Generally, thrillers and horror movies are far more terrifying if they are credible and easy to relate to. In the case of The Reef, all of the narrative machinations are believable, despite what some may believe. The notion of a shark stalking a party of humans may seem far-fetched but is not unheard of – the movie is in fact based on true events whereby a boat sunk in the Great Barrier Reef and the people aboard tried to swim to shore while a tiger shark stalked them. Also, great white sharks do indeed frequent the waters of the Great Barrier Reef, contrary to what some people may think. Meanwhile, the notion of a boat capsizing and/or sinking in the middle of the ocean is equally credible, and therefore incredibly terrifying. It’s easy to put yourself in the shoes of the characters and ask yourself what you would do in such an unnerving situation.
Yet another of The Reef‘s strengths is the actors, all of whom placed forth compelling portrayals of their respective roles and created distinctive characters. Headlining the movie is Damian Walshe-Howling, who was previously seen in 2006’s Macbeth and the acclaimed television series Underbelly. As Luke, Walshe-Howling is an excellent hero who ticks all the boxes: he’s charismatic, he’s commanding, and he’s a great leader. Alongside him is Gyton Grantley, who also featured in Underbelly and Balibo. Like his co-stars, Grantley is infinitely likeable, and it’s possible to care about his fate once the shark enters the picture. As the females of the picture, Adrienne Pickering and Zoe Naylor are both effortlessly charming, while Kieran Darcy-Smith (The Square) holds his own in the more minor supporting role of Warren.
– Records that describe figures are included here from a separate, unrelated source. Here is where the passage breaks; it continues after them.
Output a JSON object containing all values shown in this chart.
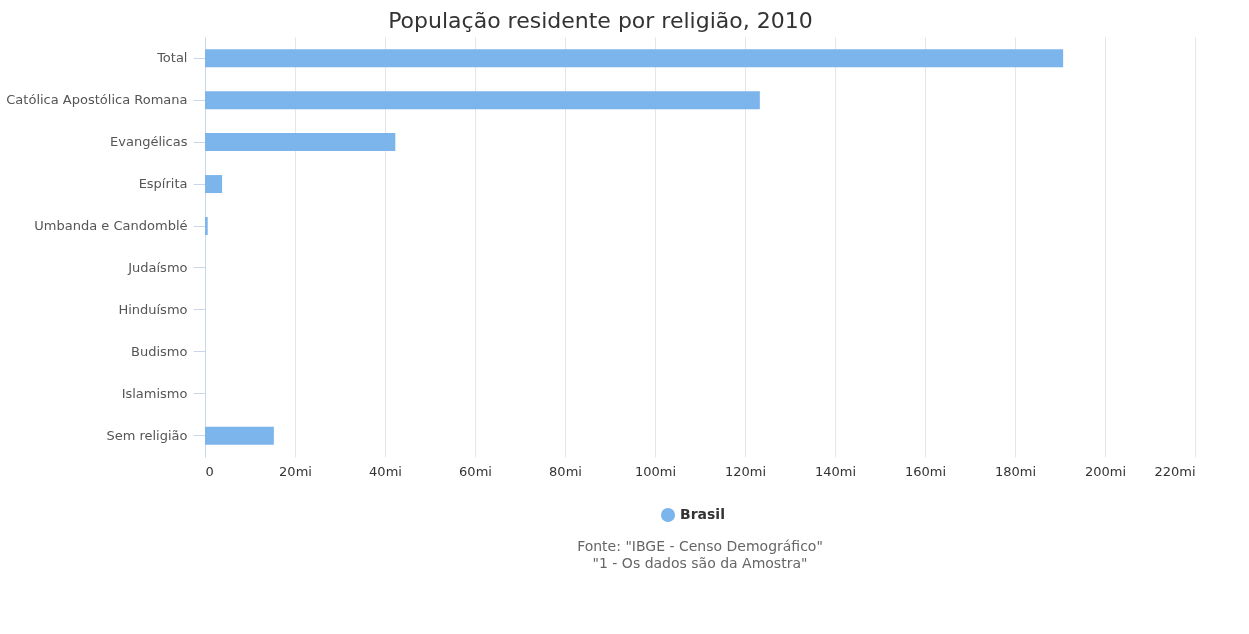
{
  "chart_data": {
    "type": "bar",
    "orientation": "horizontal",
    "title": "População residente por religião, 2010",
    "categories": [
      "Total",
      "Católica Apostólica Romana",
      "Evangélicas",
      "Espírita",
      "Umbanda e Candomblé",
      "Judaísmo",
      "Hinduísmo",
      "Budismo",
      "Islamismo",
      "Sem religião"
    ],
    "series": [
      {
        "name": "Brasil",
        "color": "#7cb5ec",
        "values": [
          190.7,
          123.3,
          42.3,
          3.8,
          0.6,
          null,
          null,
          null,
          null,
          15.3
        ]
      }
    ],
    "xlim": [
      0,
      220
    ],
    "xticks": [
      0,
      {
        "value": 20,
        "label": "20mi"
      },
      {
        "value": 40,
        "label": "40mi"
      },
      {
        "value": 60,
        "label": "60mi"
      },
      {
        "value": 80,
        "label": "80mi"
      },
      {
        "value": 100,
        "label": "100mi"
      },
      {
        "value": 120,
        "label": "120mi"
      },
      {
        "value": 140,
        "label": "140mi"
      },
      {
        "value": 160,
        "label": "160mi"
      },
      {
        "value": 180,
        "label": "180mi"
      },
      {
        "value": 200,
        "label": "200mi"
      },
      {
        "value": 220,
        "label": "220mi"
      }
    ],
    "grid": "x",
    "legend": "bottom",
    "annotations": [
      "Fonte: \"IBGE - Censo Demográfico\"",
      "\"1 - Os dados são da Amostra\""
    ]
  }
}
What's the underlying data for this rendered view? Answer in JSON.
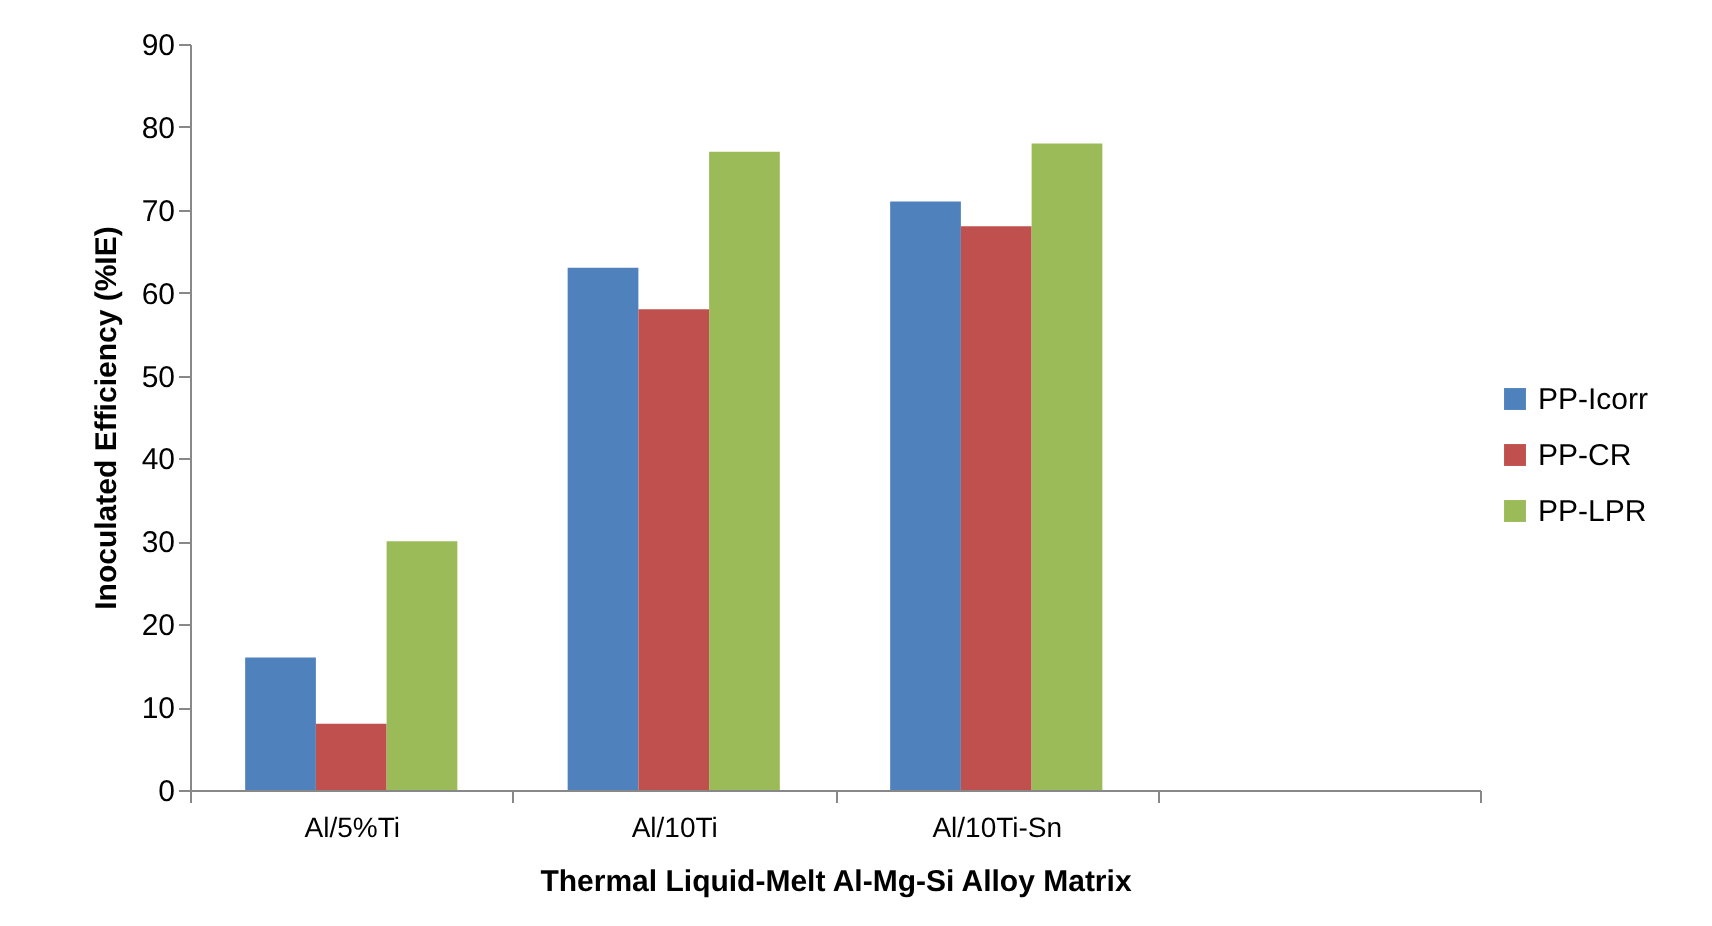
{
  "chart_data": {
    "type": "bar",
    "xlabel": "Thermal Liquid-Melt Al-Mg-Si Alloy Matrix",
    "ylabel": "Inoculated Efficiency (%IE)",
    "categories": [
      "Al/5%Ti",
      "Al/10Ti",
      "Al/10Ti-Sn",
      null
    ],
    "series": [
      {
        "name": "PP-Icorr",
        "color": "#4f81bd",
        "values": [
          16,
          63,
          71,
          null
        ]
      },
      {
        "name": "PP-CR",
        "color": "#c0504d",
        "values": [
          8,
          58,
          68,
          null
        ]
      },
      {
        "name": "PP-LPR",
        "color": "#9bbb59",
        "values": [
          30,
          77,
          78,
          null
        ]
      }
    ],
    "ylim": [
      0,
      90
    ],
    "yticks": [
      0,
      10,
      20,
      30,
      40,
      50,
      60,
      70,
      80,
      90
    ],
    "grid": false,
    "legend": "right"
  }
}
Admittedly, The Reef is not perfect – a few clumsy lines mire an otherwise top-notch script (such as a corny “I love you” exchange), and there’s a head-scratching plot hole (the yacht was towing a dinghy, yet it disappears once the boat is capsized). Nevertheless, this is the shark thriller that cinema fans have been anticipating for years. It’s low-budget, sure, but the special effects are head over heals superior to other, more generously-budgeted shark features (see Deep Blue Sea or the Jaws sequels). Writer-director Traucki’s masterful manipulation of tension levels also ensure that viewers may again be hesitant to partake in a prolonged ocean swim.